Goods were exchanged for goods prior to invention of money. Barter system worked on certain conditions mentioned below.
· Each party to barter must have surplus stocks for the trade to take place.
· Both the buyers and sellers should require the goods each other desperately i.e., double coincidence of wants
· Buyer and seller should meet personally to effect the exchange.
The barter system envisages mutual exchange of one’s goods to other without the intervention of money as a medium of exchange. It imposes certain constraints in the smooth flow of trade as explained below.
Unless two persons who have surplus have the demand for the goods possessed by each other, barter could not materialize. For instance ‘A’ is having a surplus of groundnut and ‘B’ is possessing rice in surplus. In this case A should be in need of rice possessed by B as the latter should desperately need groundnut possessed by A. If this “coincidence of wants” does not exist, Barter cannot take place.

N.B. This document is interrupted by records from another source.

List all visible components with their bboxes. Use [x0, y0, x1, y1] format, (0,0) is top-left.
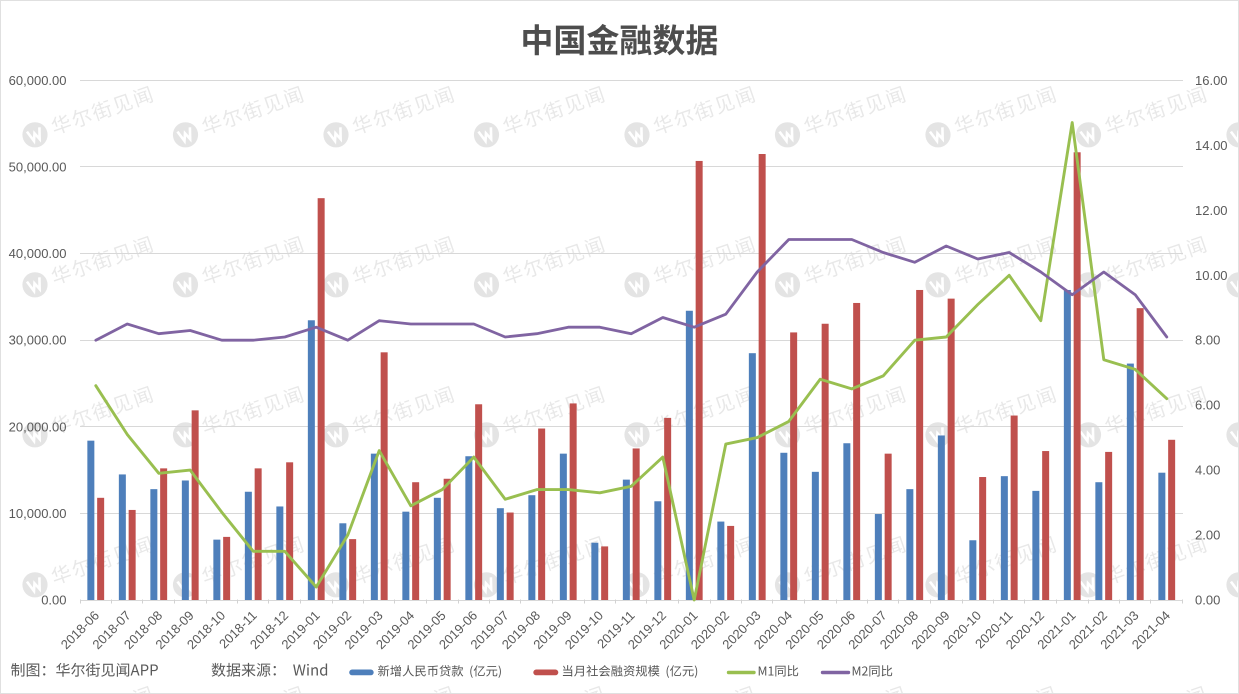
svg-text:0.00: 0.00: [1195, 593, 1220, 608]
svg-text:20,000.00: 20,000.00: [9, 419, 67, 434]
svg-text:8.00: 8.00: [1195, 333, 1220, 348]
svg-text:2.00: 2.00: [1195, 528, 1220, 543]
svg-text:10,000.00: 10,000.00: [9, 506, 67, 521]
svg-text:40,000.00: 40,000.00: [9, 246, 67, 261]
svg-text:4.00: 4.00: [1195, 463, 1220, 478]
svg-text:0.00: 0.00: [41, 593, 66, 608]
svg-text:12.00: 12.00: [1195, 203, 1228, 218]
svg-text:16.00: 16.00: [1195, 73, 1228, 88]
svg-text:10.00: 10.00: [1195, 268, 1228, 283]
svg-text:30,000.00: 30,000.00: [9, 333, 67, 348]
svg-text:50,000.00: 50,000.00: [9, 160, 67, 175]
svg-text:60,000.00: 60,000.00: [9, 73, 67, 88]
svg-text:14.00: 14.00: [1195, 138, 1228, 153]
svg-text:6.00: 6.00: [1195, 398, 1220, 413]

Barter system could not determine the value of commodities to be exchanged as they lacked commonly acceptable measures to evaluate each and every commodity. It was difficult to compare the values of all articles in the absence of an acceptable medium of exchange.

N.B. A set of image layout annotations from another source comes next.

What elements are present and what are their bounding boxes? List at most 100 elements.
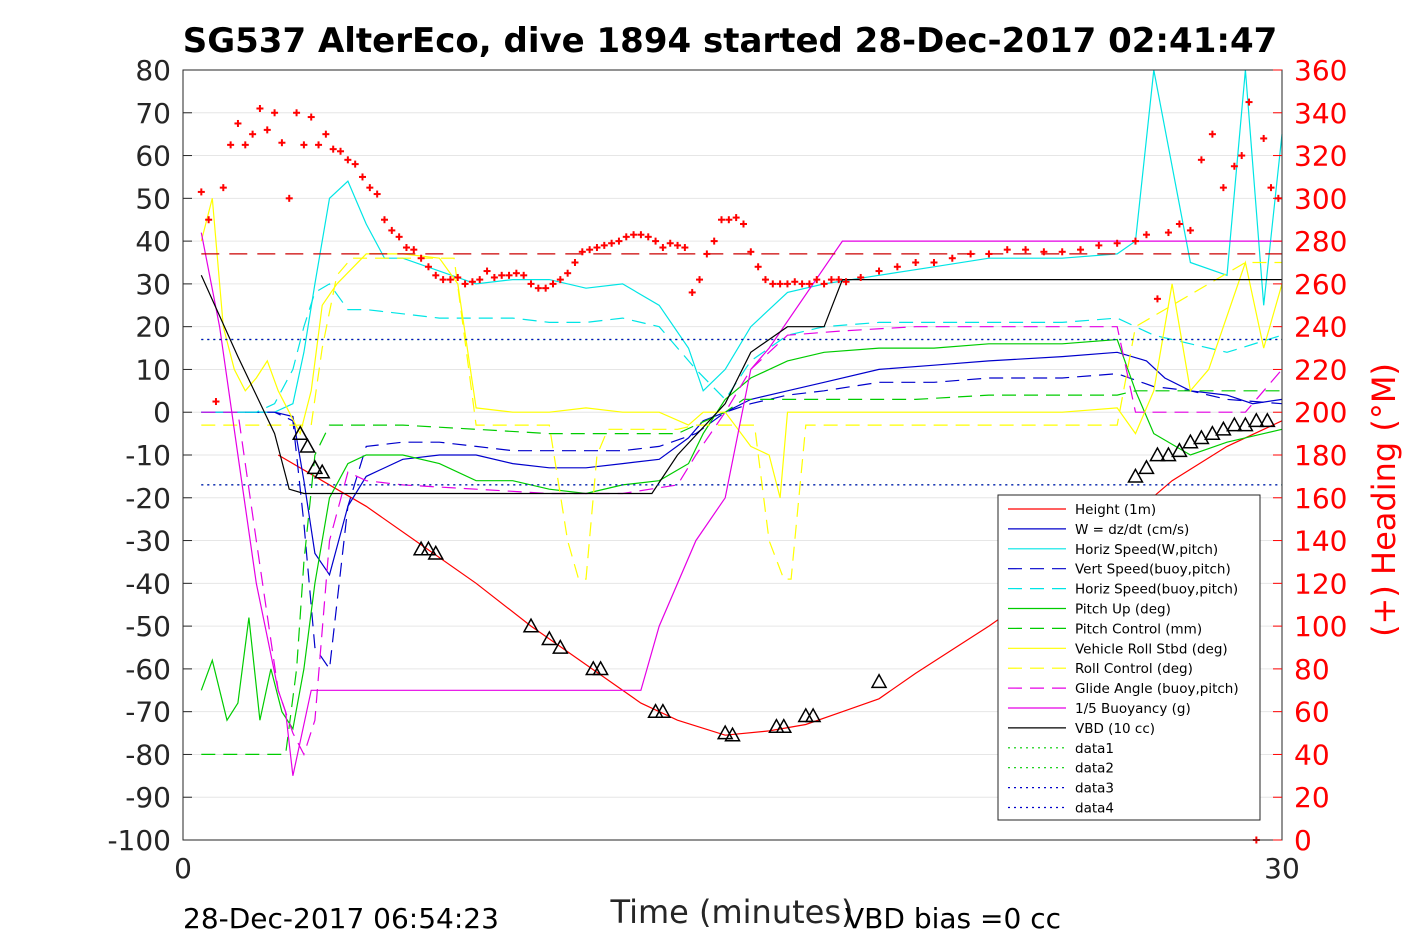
heading-point: [842, 278, 850, 286]
heading-point: [571, 259, 579, 266]
triangle-marker: [306, 459, 324, 475]
heading-point: [948, 254, 956, 262]
heading-point: [725, 216, 733, 224]
heading-point: [439, 276, 447, 284]
heading-point: [875, 267, 883, 275]
triangle-marker: [1160, 446, 1177, 462]
legend-label: data2: [1075, 761, 1114, 777]
heading-point: [1040, 248, 1048, 256]
heading-point: [1186, 226, 1194, 234]
triangle-marker: [1193, 429, 1210, 445]
heading-point: [454, 273, 462, 281]
right-tick-label: 200: [1294, 396, 1347, 429]
heading-point: [637, 231, 645, 239]
legend-label: data1: [1075, 741, 1114, 757]
series-pitch-control-mm-: [201, 390, 1282, 756]
right-tick-label: 100: [1294, 610, 1347, 643]
footer-vbd-bias: VBD bias =0 cc: [845, 902, 1061, 935]
right-axis-label: (+) Heading (°M): [1365, 363, 1403, 637]
heading-point: [366, 184, 374, 192]
heading-point: [293, 109, 301, 117]
heading-point: [739, 220, 747, 228]
y-tick-label: -70: [125, 696, 171, 729]
right-tick-label: 20: [1294, 781, 1330, 814]
heading-point: [578, 248, 586, 256]
heading-point: [344, 156, 352, 164]
legend-label: Pitch Up (deg): [1075, 602, 1171, 618]
heading-point: [271, 109, 279, 117]
heading-point: [556, 276, 564, 284]
heading-point: [527, 280, 535, 288]
triangle-marker: [291, 425, 309, 440]
heading-point: [600, 241, 608, 249]
triangle-marker: [775, 718, 793, 733]
heading-point: [593, 244, 601, 252]
heading-point: [1131, 237, 1139, 245]
heading-point: [476, 276, 484, 284]
heading-point: [827, 276, 835, 284]
heading-point: [1095, 241, 1103, 249]
heading-point: [732, 214, 740, 222]
right-tick-label: 360: [1294, 54, 1347, 87]
y-tick-label: 50: [135, 182, 171, 215]
heading-point: [688, 288, 696, 296]
heading-point: [1153, 295, 1161, 303]
heading-point: [205, 216, 213, 224]
heading-point: [985, 250, 993, 258]
legend-label: Roll Control (deg): [1075, 661, 1193, 677]
heading-point: [520, 271, 528, 279]
right-tick-label: 280: [1294, 225, 1347, 258]
heading-point: [219, 184, 227, 192]
series-w-dz-dt-cm-s-: [201, 351, 1283, 577]
right-tick-label: 240: [1294, 311, 1347, 344]
chart-title: SG537 AlterEco, dive 1894 started 28-Dec…: [183, 21, 1278, 61]
heading-point: [835, 276, 843, 284]
heading-point: [249, 130, 257, 138]
heading-point: [1003, 246, 1011, 254]
heading-point: [315, 141, 323, 149]
heading-point: [776, 280, 784, 288]
y-tick-label: 0: [153, 396, 171, 429]
heading-point: [483, 267, 491, 275]
y-tick-label: -20: [125, 482, 171, 515]
x-axis-label: Time (minutes): [610, 893, 854, 931]
heading-point: [608, 239, 616, 247]
y-tick-label: 30: [135, 268, 171, 301]
legend-label: Vehicle Roll Stbd (deg): [1075, 641, 1228, 657]
heading-point: [285, 194, 293, 202]
y-tick-label: -30: [125, 525, 171, 558]
legend-label: Glide Angle (buoy,pitch): [1075, 681, 1239, 697]
heading-point: [1219, 184, 1227, 192]
series-glide-angle-buoy-pitch-: [201, 326, 1283, 756]
heading-point: [212, 398, 220, 406]
y-tick-label: 70: [135, 97, 171, 130]
heading-point: [1113, 239, 1121, 247]
y-tick-label: -60: [125, 653, 171, 686]
triangle-marker: [804, 707, 822, 723]
heading-point: [622, 233, 630, 241]
triangle-marker: [654, 703, 672, 719]
heading-point: [380, 216, 388, 224]
heading-point: [424, 263, 432, 271]
heading-point: [1175, 220, 1183, 228]
heading-point: [630, 231, 638, 239]
heading-point: [710, 237, 718, 245]
triangle-marker: [870, 673, 888, 689]
heading-point: [490, 273, 498, 281]
heading-point: [359, 173, 367, 181]
legend-label: Pitch Control (mm): [1075, 621, 1202, 637]
y-tick-label: 10: [135, 353, 171, 386]
heading-point: [644, 233, 652, 241]
heading-point: [410, 246, 418, 254]
heading-point: [468, 278, 476, 286]
heading-point: [659, 244, 667, 252]
triangle-marker: [1138, 459, 1155, 475]
legend-label: VBD (10 cc): [1075, 721, 1155, 737]
heading-point: [329, 145, 337, 153]
y-tick-label: -50: [125, 610, 171, 643]
legend-label: W = dz/dt (cm/s): [1075, 522, 1189, 538]
heading-point: [783, 280, 791, 288]
heading-point: [542, 284, 550, 292]
legend: Height (1m) W = dz/dt (cm/s) Horiz Speed(W…: [997, 494, 1261, 821]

It was not possible for buyers and sellers to meet face to face in many contexts for exchanging the commodities for commodities. This hindered the process of barter in all practical sense.
Absence of surplus stock was one of the impediments in barter system. If the buyers and sellers do not have surplus then no barter was possible.
All the aforesaid constraints were addressed by the invention of money as medium of exchange. Besides there are other hindrances in the smooth exchange of goods from the place of production to the place of consumption like place, time, risk, knowledge, finance and so on. These are addressed by various mechanisms in detail in the subsequent sections of this chapter.